When over a thousand Black Lives Matter protesters assembled on Saint Louis University’s campus in October 2014, many of them expected to be met with tear gas and riot shields, like had happened just weeks before in nearby Ferguson, Mo.
Jonathan Smith, Ph.D came armed with cups of coffee, and, seeing as it was raining, umbrellas.
Smith, the late Vice President for Diversity and Community Engagement and Professor in African American Studies, passed on June 19, 2021 at the age of 61. He was a titan for change both on and off-campus, according to those who knew him, including SLU President Fred Pestello, Ph.D.
“He was warm, gentle and kind,” Pestello said. “He was smart and effective. He loved the work. He moved us forward.”
Smith kept a delicate balance in a difficult climate, maintaining mutual respect among activists and administrators alike. But he also held on to other lifelong passions.
As the son of a minister, Smith’s faith was very important to him. He wrote poetry. He played the piano. As an adult, Smith ran marathons. He loved literature, frequently quoting from Dr. Martin Luther King Jr., James Baldwin and W.E.B. Du Bois. Smith’s father had been arrested with Dr. King during protests in Selma, Alabama—a fact Smith took great pride in, Pestello said.
“His orientation with music and with art intensified his sense of empathy, and I think that’s why he connected so well with people and could listen to people,” Gerald Early, Ph.D, the Merle Kling Professor of Modern Letters in African and African American Studies at Washington University in St. Louis, said. Early taught Smith as he was studying for his Master of Fine Arts and later served as his doctoral advisor.
Smith’s interests manifested in the world around him. He served as the Board President of the St. Louis Black Repertory Company and as his church’s music director. He helped establish a photo gallery depicting the Ferguson protests, which are currently displayed in the Busch Student Center. And Smith, a former literature student who had taken up poetry in college, kept writing as an adult, finding inspiration in religion, family and music.
“He was devoted,” Pestello said. “His faith was a part of his blood. He was a poet at heart, and he was a true humanist. All of these things informed his worldview.”
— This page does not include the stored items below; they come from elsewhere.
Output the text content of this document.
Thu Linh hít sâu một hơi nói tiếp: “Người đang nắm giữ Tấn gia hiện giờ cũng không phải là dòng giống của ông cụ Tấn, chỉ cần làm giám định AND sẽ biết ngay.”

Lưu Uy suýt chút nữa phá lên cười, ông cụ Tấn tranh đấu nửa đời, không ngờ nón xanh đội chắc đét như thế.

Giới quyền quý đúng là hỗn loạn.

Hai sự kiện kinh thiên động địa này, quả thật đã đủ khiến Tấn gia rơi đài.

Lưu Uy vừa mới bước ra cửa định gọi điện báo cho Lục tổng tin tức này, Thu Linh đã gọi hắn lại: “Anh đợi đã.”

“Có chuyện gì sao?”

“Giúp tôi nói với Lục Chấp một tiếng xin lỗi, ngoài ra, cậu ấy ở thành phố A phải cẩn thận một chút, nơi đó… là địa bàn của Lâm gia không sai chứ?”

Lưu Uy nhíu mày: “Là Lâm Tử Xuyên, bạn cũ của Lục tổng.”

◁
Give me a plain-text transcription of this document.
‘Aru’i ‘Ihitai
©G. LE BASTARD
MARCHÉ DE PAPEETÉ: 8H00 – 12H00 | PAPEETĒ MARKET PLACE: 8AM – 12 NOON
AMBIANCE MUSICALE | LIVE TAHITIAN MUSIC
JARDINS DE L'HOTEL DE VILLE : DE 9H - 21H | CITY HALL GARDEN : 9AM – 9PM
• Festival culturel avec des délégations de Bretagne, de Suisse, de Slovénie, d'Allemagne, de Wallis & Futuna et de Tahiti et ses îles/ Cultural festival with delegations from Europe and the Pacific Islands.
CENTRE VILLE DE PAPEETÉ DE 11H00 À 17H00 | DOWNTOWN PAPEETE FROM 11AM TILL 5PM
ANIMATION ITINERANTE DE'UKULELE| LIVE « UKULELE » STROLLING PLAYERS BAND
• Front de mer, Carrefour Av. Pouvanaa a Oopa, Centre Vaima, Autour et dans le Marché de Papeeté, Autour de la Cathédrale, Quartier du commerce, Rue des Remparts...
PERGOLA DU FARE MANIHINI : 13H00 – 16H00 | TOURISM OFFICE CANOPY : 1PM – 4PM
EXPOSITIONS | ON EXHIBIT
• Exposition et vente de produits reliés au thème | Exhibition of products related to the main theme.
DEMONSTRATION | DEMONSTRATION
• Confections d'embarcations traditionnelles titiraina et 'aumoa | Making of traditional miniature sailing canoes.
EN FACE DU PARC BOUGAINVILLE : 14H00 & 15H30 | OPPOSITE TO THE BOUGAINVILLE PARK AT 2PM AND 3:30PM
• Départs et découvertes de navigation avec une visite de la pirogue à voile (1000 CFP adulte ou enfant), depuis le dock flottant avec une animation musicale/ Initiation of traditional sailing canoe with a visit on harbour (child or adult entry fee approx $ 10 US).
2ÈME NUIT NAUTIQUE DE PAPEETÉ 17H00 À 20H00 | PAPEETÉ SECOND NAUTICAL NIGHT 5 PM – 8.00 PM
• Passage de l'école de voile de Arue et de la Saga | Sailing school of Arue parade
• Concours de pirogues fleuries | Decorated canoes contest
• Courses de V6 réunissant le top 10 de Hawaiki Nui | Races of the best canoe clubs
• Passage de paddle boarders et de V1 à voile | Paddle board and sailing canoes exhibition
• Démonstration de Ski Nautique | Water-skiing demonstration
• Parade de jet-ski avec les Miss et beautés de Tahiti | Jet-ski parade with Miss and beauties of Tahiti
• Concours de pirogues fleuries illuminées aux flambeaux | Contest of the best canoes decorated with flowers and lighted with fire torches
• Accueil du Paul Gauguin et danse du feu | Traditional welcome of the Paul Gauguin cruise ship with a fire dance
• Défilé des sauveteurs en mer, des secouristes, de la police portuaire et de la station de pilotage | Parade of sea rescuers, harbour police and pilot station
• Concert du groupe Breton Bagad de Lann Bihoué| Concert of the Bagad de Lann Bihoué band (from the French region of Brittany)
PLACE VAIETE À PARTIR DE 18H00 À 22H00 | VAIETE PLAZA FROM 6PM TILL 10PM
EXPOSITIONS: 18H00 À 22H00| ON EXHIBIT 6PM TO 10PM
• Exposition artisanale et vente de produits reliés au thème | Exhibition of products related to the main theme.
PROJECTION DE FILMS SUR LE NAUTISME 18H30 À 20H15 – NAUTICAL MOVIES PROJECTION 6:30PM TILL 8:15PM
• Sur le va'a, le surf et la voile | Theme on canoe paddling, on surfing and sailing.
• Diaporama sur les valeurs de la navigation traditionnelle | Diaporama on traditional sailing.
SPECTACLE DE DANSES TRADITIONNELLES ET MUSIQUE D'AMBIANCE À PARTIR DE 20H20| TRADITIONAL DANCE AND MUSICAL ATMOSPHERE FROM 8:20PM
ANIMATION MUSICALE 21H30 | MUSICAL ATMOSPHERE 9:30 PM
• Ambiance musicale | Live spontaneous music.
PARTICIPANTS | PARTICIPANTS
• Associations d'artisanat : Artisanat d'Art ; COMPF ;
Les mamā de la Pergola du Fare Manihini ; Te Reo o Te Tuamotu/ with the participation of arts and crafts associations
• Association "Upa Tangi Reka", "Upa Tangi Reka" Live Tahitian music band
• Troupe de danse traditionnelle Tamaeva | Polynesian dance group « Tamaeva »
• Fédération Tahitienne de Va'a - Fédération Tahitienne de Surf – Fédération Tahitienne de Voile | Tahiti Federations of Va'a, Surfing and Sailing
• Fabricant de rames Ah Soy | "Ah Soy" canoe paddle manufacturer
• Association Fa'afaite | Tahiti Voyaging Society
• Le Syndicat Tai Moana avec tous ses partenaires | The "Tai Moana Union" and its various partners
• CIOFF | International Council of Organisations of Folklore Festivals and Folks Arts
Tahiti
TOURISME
Most of all, Smith was remembered by friends for his ability to bring people together, even in times of struggle. Now, following his death, the many communities he affected are coming together again.
“I considered him a close personal friend, as many did,” Pestello said. “His death is an enormous loss.”
The Black Rep will perform “Do I Move You?” a poetry, music and dance collection written by Smith, in the Global Citizenship Center on Oct. 13, 2021. The event comes amid a weeklong commemoration of OccupySLU, the protest Smith helped mediate in 2014.
“He had this natural, paternalistic aura about him that was so quaint and humble, yet effervescent,” Aric Hamilton, the Student Government Association’s Vice President of Diversity and Inclusion, said. “He just had this way of making everyone feel valued and loved and respected, while also still staying true to his values and the point he was trying to communicate.”
A scholarship has been established in his name, supporting area high school graduates attending SLU with a “commitment to diversity, equity and inclusion.” In addition, Pestello announced at Smith’s memorial service this summer that the amphitheater at the Joseph G. Lipic Clock Tower Plaza, where protesters had congregated in 2014, will be named after Smith in an official ceremony this fall.
“The amphitheater was a place where Jonathan often was,” Pestello said. “We were often there together: talking, praying, listening.”
While his most visible actions were in times of protest, Smith worked heavily behind the scenes to change the world as he saw fit in the name of equity. He led a push to make SLU test-optional, a switch implemented this semester. Smith worked to diversify the Cortex, a Midtown innovation district that has recently become a hub for technology start-ups and led the
University to join the Anchor Action Network, a coalition of colleges and companies promoting community investment in impoverished neighborhoods.
Smith was a founder and co-director of the Jesuits’ Slavery, History, Memory and Reconciliation Project, created to dignify African Americans who had been enslaved by the Society of Jesus and hold often emotionally fraught discussions with their descendants.
Smith died on the holiday Juneteenth, celebrating the emancipation of enslaved African Americans following the Civil War. He had worked for years to get the University to recognize the holiday, which they did for the first time in 2021, weeks ahead of a Congressional act doing the same at the federal level.
“He was one of the finest men to ever work at this University,” Pestello said. “I considered him a close personal friend, as many did. His death is an enormous loss.”
In a 2020 Juneteenth address given at the University’s clock tower, Smith reflected on the progress he had witnessed and the state of things to come.
“While I am quite proud of the work that we have done and the steps that we have made, I know and fully understand that it is not enough,” he said.